Background: A number of models exploring the cost-effectiveness of dabigatran versus warfarin for stroke prevention in atrial fibrillation have been published. These studies found dabigatran was generally cost-effective, considering well-accepted willingness-to-pay thresholds, but estimates of the incremental cost-effectiveness ratios (ICERs) varied, even in the same setting. The objective of this study was to compare the findings of the published economic models and identify key model features accounting for differences.
Methods: All aspects of the economic evaluations were reviewed: model approach, inputs, and assumptions. A previously published model served as the reference model for comparisons of the selected studies in the US and UK settings. The reference model was adapted, wherever possible, using the inputs and key assumptions from each of the other published studies to determine if results could be reproduced in the reference model. Incremental total costs, incremental quality-adjusted life years (QALYs), and ICERs (cost per QALY) were compared between each study and the corresponding adapted reference model. The impact of each modified variable or assumption was tracked separately.

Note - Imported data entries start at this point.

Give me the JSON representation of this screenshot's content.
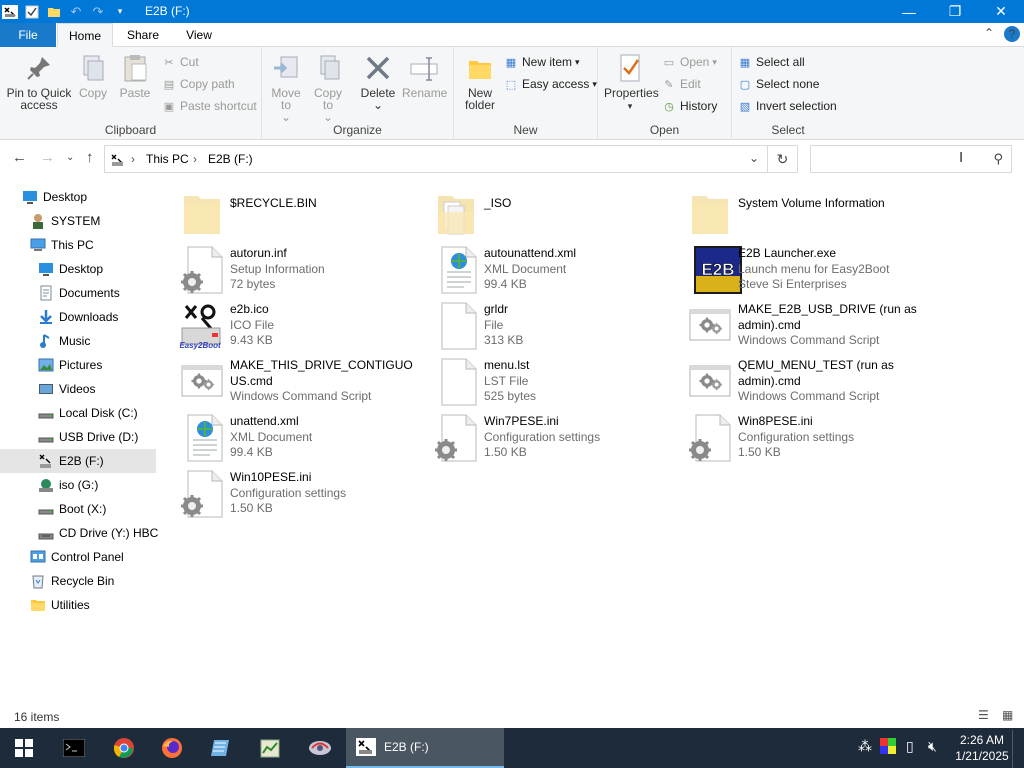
{
  "window": {
    "title": "E2B (F:)",
    "minimize_glyph": "—",
    "maximize_glyph": "❐",
    "close_glyph": "✕"
  },
  "ribbon_tabs": {
    "file": "File",
    "home": "Home",
    "share": "Share",
    "view": "View",
    "help": "?"
  },
  "clipboard": {
    "label": "Clipboard",
    "pin": "Pin to Quick access",
    "copy": "Copy",
    "paste": "Paste",
    "cut": "Cut",
    "copy_path": "Copy path",
    "paste_shortcut": "Paste shortcut"
  },
  "organize": {
    "label": "Organize",
    "move_to": "Move to",
    "copy_to": "Copy to",
    "delete": "Delete",
    "rename": "Rename"
  },
  "new_group": {
    "label": "New",
    "new_folder": "New folder",
    "new_item": "New item",
    "easy_access": "Easy access"
  },
  "open_group": {
    "label": "Open",
    "properties": "Properties",
    "open": "Open",
    "edit": "Edit",
    "history": "History"
  },
  "select_group": {
    "label": "Select",
    "select_all": "Select all",
    "select_none": "Select none",
    "invert": "Invert selection"
  },
  "address": {
    "crumbs": [
      "This PC",
      "E2B (F:)"
    ],
    "search_placeholder": ""
  },
  "nav_pane": [
    {
      "label": "Desktop",
      "icon": "desktop-icon",
      "level": 0
    },
    {
      "label": "SYSTEM",
      "icon": "user-icon",
      "level": 1
    },
    {
      "label": "This PC",
      "icon": "pc-icon",
      "level": 1
    },
    {
      "label": "Desktop",
      "icon": "desktop-icon",
      "level": 2
    },
    {
      "label": "Documents",
      "icon": "documents-icon",
      "level": 2
    },
    {
      "label": "Downloads",
      "icon": "downloads-icon",
      "level": 2
    },
    {
      "label": "Music",
      "icon": "music-icon",
      "level": 2
    },
    {
      "label": "Pictures",
      "icon": "pictures-icon",
      "level": 2
    },
    {
      "label": "Videos",
      "icon": "videos-icon",
      "level": 2
    },
    {
      "label": "Local Disk (C:)",
      "icon": "drive-icon",
      "level": 2
    },
    {
      "label": "USB Drive (D:)",
      "icon": "drive-icon",
      "level": 2
    },
    {
      "label": "E2B (F:)",
      "icon": "e2b-drive-icon",
      "level": 2,
      "selected": true
    },
    {
      "label": "iso (G:)",
      "icon": "iso-drive-icon",
      "level": 2
    },
    {
      "label": "Boot (X:)",
      "icon": "drive-icon",
      "level": 2
    },
    {
      "label": "CD Drive (Y:) HBC",
      "icon": "cd-drive-icon",
      "level": 2
    },
    {
      "label": "Control Panel",
      "icon": "control-panel-icon",
      "level": 1
    },
    {
      "label": "Recycle Bin",
      "icon": "recycle-bin-icon",
      "level": 1
    },
    {
      "label": "Utilities",
      "icon": "folder-icon",
      "level": 1
    }
  ],
  "files": [
    {
      "name": "$RECYCLE.BIN",
      "line2": "",
      "line3": "",
      "icon": "folder-hidden"
    },
    {
      "name": "_ISO",
      "line2": "",
      "line3": "",
      "icon": "folder-docs"
    },
    {
      "name": "System Volume Information",
      "line2": "",
      "line3": "",
      "icon": "folder-hidden"
    },
    {
      "name": "autorun.inf",
      "line2": "Setup Information",
      "line3": "72 bytes",
      "icon": "settings-file"
    },
    {
      "name": "autounattend.xml",
      "line2": "XML Document",
      "line3": "99.4 KB",
      "icon": "xml-file"
    },
    {
      "name": "E2B Launcher.exe",
      "line2": "Launch menu for Easy2Boot",
      "line3": "Steve Si Enterprises",
      "icon": "e2b-logo"
    },
    {
      "name": "e2b.ico",
      "line2": "ICO File",
      "line3": "9.43 KB",
      "icon": "e2b-ico"
    },
    {
      "name": "grldr",
      "line2": "File",
      "line3": "313 KB",
      "icon": "blank-file"
    },
    {
      "name": "MAKE_E2B_USB_DRIVE (run as admin).cmd",
      "line2": "Windows Command Script",
      "line3": "",
      "icon": "cmd-file"
    },
    {
      "name": "MAKE_THIS_DRIVE_CONTIGUOUS.cmd",
      "line2": "Windows Command Script",
      "line3": "",
      "icon": "cmd-file"
    },
    {
      "name": "menu.lst",
      "line2": "LST File",
      "line3": "525 bytes",
      "icon": "blank-file"
    },
    {
      "name": "QEMU_MENU_TEST (run as admin).cmd",
      "line2": "Windows Command Script",
      "line3": "",
      "icon": "cmd-file"
    },
    {
      "name": "unattend.xml",
      "line2": "XML Document",
      "line3": "99.4 KB",
      "icon": "xml-file"
    },
    {
      "name": "Win7PESE.ini",
      "line2": "Configuration settings",
      "line3": "1.50 KB",
      "icon": "settings-file"
    },
    {
      "name": "Win8PESE.ini",
      "line2": "Configuration settings",
      "line3": "1.50 KB",
      "icon": "settings-file"
    },
    {
      "name": "Win10PESE.ini",
      "line2": "Configuration settings",
      "line3": "1.50 KB",
      "icon": "settings-file"
    }
  ],
  "status": {
    "items": "16 items"
  },
  "taskbar": {
    "active_window": "E2B (F:)",
    "time": "2:26 AM",
    "date": "1/21/2025",
    "pinned": [
      "start-icon",
      "terminal-icon",
      "chrome-icon",
      "firefox-icon",
      "notepad-icon",
      "task-icon",
      "hbc-icon"
    ]
  },
  "colors": {
    "titlebar": "#0078d7",
    "file_tab": "#1979ca",
    "taskbar": "#1d2b3a",
    "selection": "#e5e5e5"
  }
}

Results: The selected studies were in the US setting (2), the Canadian setting (1), and the UK setting (2). All models used the Randomized Evaluation of Long-Term Anticoagulation study (RE-LY) as the main source for clinical inputs, and all used a Markov modelling approach, except one that used discrete event simulation. The reference model had been published in the Canadian and UK settings. In the UK setting, the reference model reported an ICER of UK£4,831, whereas the other UK-based analysis reported an ICER of UK£23,082. When the reference model was modified to use the same population characteristics, cost inputs, and utility inputs, it reproduced the results of the other model (ICER UK£25,518) reasonably well. Key reasons for the different results between the two models were the assumptions on the event utility decrement and costs associated with intracranial haemorrhage, as well as the costs of warfarin monitoring and disability following events. In the US setting, the reference model produced an ICER similar to the ICER from one of the US models (US$15,115/QALY versus US$12,386/QALY, respectively) when modelling assumptions and input values were transferred into the reference model. Key differences in results could be explained by the population characteristics (age and baseline stroke risk), utility assigned to events and specific treatments, adjustment of stroke and intracranial haemorrhage risk over time, and treatment discontinuation and switching. The reference model was able to replicate the QALY results, but not the cost results, reported by the other US cost-effectiveness analysis. The parameters driving the QALY results were utility values by disability levels as well as utilities assigned to specific treatments, and event and background mortality rates.
Conclusions: Despite differences in model designs and structures, it was mostly possible to replicate the results published by different authors and identify variables responsible for differences between ICERs using a reference model approach. This enables a better interpretation of published findings by focusing attention on the assumptions underlying the key model features accounting for differences.